しかしながら、こんな感じあんな感じをしっかり覚えておかなくっちゃ、なんて義務感で聴く音楽は、つらかった。

そんなトラウマが蘇って拒否反応が出たのか、第一楽章はうとうとと眠ってしまった。

大人なのに、これは、い、いかん、と気が付くと、長髪で、天辺のあたりが薄くなった小さなコンダクターが壇上で踊っていた。その動きが門外漢のねむけまなこを開かせた。

コンダクターの名前は広上淳一。船越栄一郎に似たえくぼのある柔和な笑顔の写真がパンフレットにある。

彼の動きを見ていると、音楽には「硬度」があるんだなと気づかされる。

やわらかく、かたくと、その動きが教えている。あるときは棒でも飲み込んだように突っ立って、あるときはへにょっと溶けてみせる。

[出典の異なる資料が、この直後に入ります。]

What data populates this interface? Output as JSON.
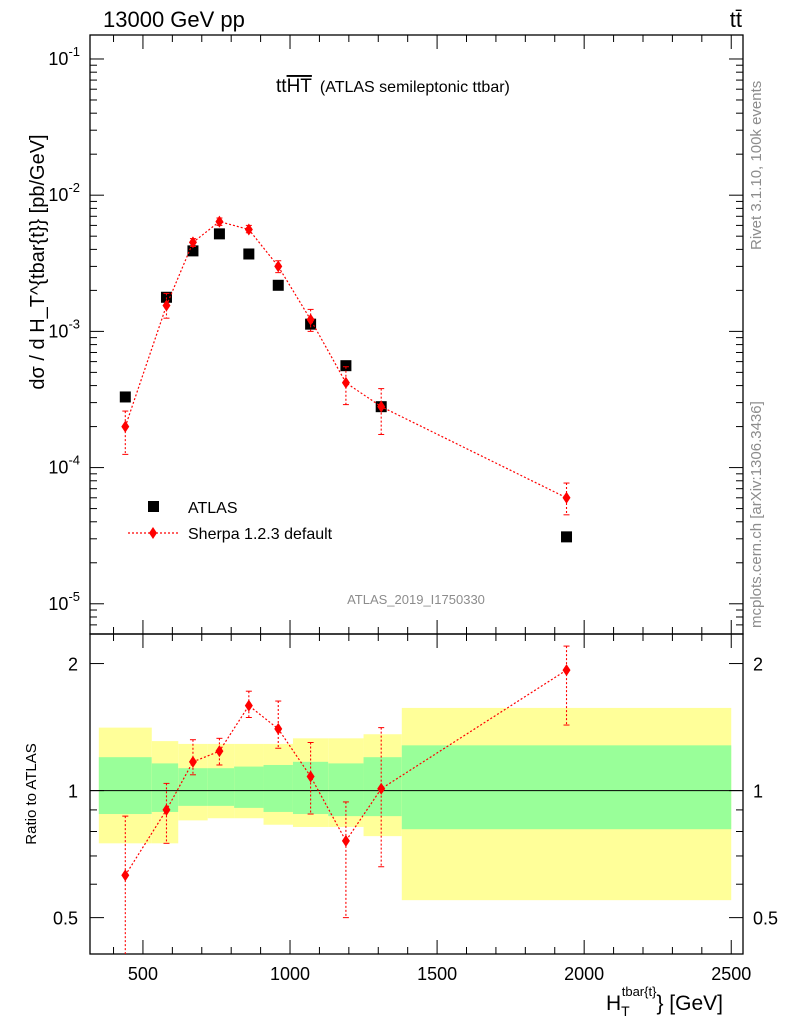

その腕はロボットになったり、はじらう乙女になったりする。

その腕のなかには音楽の欠片があり、流れがあり、塊があった。

彼のそう長くはない指が虚空に舞い、それらを小さく閉じ込めたり、少しずつ開放したり、大きく放出したりして、曲のイメージを広げていく。

たわめ、なだめ、ひろげ、ころがし、切り取り、押し上げ、ながし、うねりながら解き放たれていく音楽は天空にまで届きそうな気配がした。

「無限のファンタジー」という言葉がパンフレットにあった。上手い言葉だなあと感心する。限りある譜面を辿りながら、イメージは限りを越えていく。

途中でバイオリンのひとたちが指で弦を引っかくパートがある。そのあたりから、楽器同士が会話しているような感じがしてきて、この曲、すきだな、と思い始める。

楽器の会話を促すコンダクターの動きもだんだん熱を帯び音楽も熱くなってくる。

そしてソロパートから合唱になると、その力強さが風圧のように押し寄せてくる。ドラマティック!!!!

こんなふうに大人になっても感想文はヘタクソだけど、おばさんになったから、もう理屈はいいから自分の感じたままでいいんだなって思うんだな。

よかったよ。ベートーヴェンてかっこいいよ。